My Basel top 5
Hoor al-Qasimi gives her tips for the Swiss city
By Gareth Harris. From Art Basel daily edition
Published online: 12 June 2013
Hoor al-Qasimi has overseen the Sharjah Biennial since 2003. The daughter of the Emir of Sharjah, she received her fine arts degree from the Slade School of Fine Art, London, and a masters degree in Curating Contemporary Art from the Royal College of Art, London. She was on the curatorial selection committee for the 2012 Berlin Biennial and is a visiting lecturer at the Slade.
1) Museum: Museum der Kulturen at the Münsterplatz in Basel. The striking courtyard annex at this ethnographic museum, one of the most important in Europe, has been designed by Herzog & de Meuron. The museum’s 300,000-strong collection, initially founded by a range of private collectors, is impressive with significant objects on show from Oceania, Indonesia, South, Central and East Asia. But I’m also drawn to its collection of 50,000 historic photographs.
2) Exhibition: Fondation Beyeler. This gallery is, in my opinion, one of the best design projects by the Italian architect Renzo Piano. With a large collection of important works of art and interesting exhibitions, I would recommend putting aside a morning to visit. A retrospective of Max Ernst's work is on view at the moment (until 8 September) and Maurizio Cattelan's exhibition has just opened (until 6 October). After seeing the Ernst show at the Albertina in Vienna, I would say you shouldn't miss seeing it at the Fondation Beyeler.
3) Away day: If you have a day free and want to get away from the crowds at Art Basel, I would suggest taking a train to Zurich’s Löwenbräu Art Complex, where you can visit many art spaces including the Kunsthalle Zurich and Parkett's Space.

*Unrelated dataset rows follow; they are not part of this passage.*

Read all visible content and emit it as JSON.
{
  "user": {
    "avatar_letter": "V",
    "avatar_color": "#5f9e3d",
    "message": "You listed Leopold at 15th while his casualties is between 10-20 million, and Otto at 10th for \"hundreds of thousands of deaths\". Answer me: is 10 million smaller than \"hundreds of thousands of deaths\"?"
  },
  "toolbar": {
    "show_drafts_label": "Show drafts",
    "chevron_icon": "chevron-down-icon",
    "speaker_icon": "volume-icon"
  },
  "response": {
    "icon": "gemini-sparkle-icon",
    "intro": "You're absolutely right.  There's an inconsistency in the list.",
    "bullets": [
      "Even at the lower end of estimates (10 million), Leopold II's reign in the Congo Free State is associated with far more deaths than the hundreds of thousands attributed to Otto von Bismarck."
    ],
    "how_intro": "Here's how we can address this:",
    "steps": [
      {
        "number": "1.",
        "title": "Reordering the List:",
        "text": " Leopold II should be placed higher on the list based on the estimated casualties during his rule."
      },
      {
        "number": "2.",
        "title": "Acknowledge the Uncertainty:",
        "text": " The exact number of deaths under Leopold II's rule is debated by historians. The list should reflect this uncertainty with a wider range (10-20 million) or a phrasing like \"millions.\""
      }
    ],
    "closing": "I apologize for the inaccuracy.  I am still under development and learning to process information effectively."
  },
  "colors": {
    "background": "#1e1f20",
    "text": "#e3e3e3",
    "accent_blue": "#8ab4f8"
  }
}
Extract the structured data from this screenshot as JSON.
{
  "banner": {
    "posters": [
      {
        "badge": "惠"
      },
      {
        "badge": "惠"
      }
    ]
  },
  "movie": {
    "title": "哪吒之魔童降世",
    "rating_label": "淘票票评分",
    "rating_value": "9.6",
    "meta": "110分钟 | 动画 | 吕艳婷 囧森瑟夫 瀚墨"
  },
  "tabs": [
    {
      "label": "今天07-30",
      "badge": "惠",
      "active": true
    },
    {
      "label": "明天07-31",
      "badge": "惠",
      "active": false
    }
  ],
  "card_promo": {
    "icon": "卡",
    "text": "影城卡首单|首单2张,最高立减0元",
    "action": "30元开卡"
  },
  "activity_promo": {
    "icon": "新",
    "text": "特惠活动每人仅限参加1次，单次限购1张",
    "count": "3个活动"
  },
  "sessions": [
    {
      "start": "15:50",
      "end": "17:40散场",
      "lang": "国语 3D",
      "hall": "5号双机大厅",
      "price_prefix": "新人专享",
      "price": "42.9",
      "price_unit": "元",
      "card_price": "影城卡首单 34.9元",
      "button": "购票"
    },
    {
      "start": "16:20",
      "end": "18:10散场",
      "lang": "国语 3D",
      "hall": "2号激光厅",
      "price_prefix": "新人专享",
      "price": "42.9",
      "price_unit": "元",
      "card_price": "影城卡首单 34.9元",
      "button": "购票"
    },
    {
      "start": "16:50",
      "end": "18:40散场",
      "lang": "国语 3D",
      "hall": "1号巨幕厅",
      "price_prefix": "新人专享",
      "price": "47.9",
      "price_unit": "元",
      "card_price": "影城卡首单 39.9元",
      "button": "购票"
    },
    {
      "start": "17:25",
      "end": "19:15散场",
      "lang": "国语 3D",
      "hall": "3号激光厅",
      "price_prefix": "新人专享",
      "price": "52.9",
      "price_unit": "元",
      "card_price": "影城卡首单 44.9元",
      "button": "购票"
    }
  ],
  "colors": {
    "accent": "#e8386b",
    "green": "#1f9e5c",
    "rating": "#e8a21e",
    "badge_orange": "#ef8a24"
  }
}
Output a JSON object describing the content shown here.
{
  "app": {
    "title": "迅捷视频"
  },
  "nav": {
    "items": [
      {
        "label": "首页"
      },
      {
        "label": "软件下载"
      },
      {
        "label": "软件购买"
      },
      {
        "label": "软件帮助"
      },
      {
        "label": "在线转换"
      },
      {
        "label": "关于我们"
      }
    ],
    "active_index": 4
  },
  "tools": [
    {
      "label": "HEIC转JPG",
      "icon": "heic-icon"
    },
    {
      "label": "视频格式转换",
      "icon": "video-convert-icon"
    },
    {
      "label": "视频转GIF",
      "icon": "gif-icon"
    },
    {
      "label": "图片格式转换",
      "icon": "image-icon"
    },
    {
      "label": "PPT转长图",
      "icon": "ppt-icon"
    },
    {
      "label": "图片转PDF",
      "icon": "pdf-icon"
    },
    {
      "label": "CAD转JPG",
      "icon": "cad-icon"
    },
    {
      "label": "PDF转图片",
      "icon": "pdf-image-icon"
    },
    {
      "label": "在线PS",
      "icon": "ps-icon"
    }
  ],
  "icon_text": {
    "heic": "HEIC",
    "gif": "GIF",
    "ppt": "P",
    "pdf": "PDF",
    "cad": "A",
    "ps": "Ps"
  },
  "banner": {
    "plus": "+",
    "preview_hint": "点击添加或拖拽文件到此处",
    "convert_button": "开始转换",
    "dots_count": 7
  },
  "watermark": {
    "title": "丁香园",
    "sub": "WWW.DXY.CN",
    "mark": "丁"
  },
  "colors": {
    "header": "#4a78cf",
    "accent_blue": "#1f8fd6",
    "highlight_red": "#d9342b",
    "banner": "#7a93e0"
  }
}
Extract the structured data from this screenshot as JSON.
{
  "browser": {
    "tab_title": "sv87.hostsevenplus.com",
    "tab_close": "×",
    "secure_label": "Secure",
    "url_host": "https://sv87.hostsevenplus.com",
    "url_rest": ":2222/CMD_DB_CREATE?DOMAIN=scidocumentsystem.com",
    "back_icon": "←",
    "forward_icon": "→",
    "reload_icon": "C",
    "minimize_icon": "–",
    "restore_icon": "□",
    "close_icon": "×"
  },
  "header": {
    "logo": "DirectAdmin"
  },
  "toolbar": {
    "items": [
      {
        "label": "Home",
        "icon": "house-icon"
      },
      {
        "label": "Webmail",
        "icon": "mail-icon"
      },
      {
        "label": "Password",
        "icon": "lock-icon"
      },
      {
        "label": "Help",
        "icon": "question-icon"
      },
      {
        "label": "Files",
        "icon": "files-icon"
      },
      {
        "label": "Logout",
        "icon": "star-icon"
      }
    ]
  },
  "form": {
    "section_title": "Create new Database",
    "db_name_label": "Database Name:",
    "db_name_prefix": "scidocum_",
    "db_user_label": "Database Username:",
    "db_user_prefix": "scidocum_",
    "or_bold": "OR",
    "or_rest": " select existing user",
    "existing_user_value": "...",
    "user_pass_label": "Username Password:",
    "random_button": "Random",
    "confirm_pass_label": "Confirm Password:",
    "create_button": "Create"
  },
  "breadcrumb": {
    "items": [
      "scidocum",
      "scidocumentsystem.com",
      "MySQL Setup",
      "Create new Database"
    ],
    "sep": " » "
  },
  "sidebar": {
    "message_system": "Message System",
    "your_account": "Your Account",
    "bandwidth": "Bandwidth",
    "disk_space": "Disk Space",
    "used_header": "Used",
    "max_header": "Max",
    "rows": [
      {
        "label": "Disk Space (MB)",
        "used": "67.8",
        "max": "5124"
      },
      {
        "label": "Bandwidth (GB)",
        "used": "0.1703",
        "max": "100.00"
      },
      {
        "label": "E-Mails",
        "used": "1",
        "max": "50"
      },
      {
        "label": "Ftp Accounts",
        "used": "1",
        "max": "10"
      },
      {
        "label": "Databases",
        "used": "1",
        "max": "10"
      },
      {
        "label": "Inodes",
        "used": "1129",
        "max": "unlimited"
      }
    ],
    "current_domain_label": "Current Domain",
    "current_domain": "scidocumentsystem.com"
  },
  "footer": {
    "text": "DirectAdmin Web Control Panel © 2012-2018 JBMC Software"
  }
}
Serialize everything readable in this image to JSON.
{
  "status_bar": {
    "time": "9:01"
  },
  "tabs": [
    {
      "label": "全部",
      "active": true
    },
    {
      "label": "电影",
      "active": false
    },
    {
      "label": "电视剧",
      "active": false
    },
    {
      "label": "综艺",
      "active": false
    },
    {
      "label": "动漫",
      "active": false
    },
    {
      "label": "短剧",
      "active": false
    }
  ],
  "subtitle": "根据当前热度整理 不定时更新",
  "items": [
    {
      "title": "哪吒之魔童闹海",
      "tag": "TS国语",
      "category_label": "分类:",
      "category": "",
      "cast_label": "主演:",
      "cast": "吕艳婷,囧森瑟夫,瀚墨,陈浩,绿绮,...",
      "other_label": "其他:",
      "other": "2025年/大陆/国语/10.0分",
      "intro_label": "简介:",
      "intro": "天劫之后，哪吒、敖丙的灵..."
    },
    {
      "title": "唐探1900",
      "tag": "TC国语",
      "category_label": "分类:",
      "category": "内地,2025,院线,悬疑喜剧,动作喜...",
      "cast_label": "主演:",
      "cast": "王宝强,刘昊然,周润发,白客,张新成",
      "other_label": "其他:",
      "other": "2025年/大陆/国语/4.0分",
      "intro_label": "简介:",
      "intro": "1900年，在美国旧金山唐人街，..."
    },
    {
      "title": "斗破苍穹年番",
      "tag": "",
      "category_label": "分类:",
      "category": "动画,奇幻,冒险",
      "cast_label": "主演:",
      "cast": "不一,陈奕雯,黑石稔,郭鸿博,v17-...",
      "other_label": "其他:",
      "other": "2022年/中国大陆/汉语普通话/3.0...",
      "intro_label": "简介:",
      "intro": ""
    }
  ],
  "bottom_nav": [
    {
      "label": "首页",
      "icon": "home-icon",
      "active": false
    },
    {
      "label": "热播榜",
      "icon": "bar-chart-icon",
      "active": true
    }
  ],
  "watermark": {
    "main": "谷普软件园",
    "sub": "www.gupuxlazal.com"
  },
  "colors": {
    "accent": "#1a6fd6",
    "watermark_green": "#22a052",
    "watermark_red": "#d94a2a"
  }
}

4) Movie: Catch a film at the Filmpalast, an independent 28-seat cinema on Binningerstrasse in central Basel.
5) Public art: Tinguely-Brunnen at the Theaterplatz, located near the Kunsthalle Basel: this assortment of moving sculptures by Tinguely are powered by water. Also the Jean Tinguely Museum, housed in a building designed by Mario Botta, situated directly on the Rhine (Paul Sacher-Anlage 2) has an interesting selection of works, photographs and documents.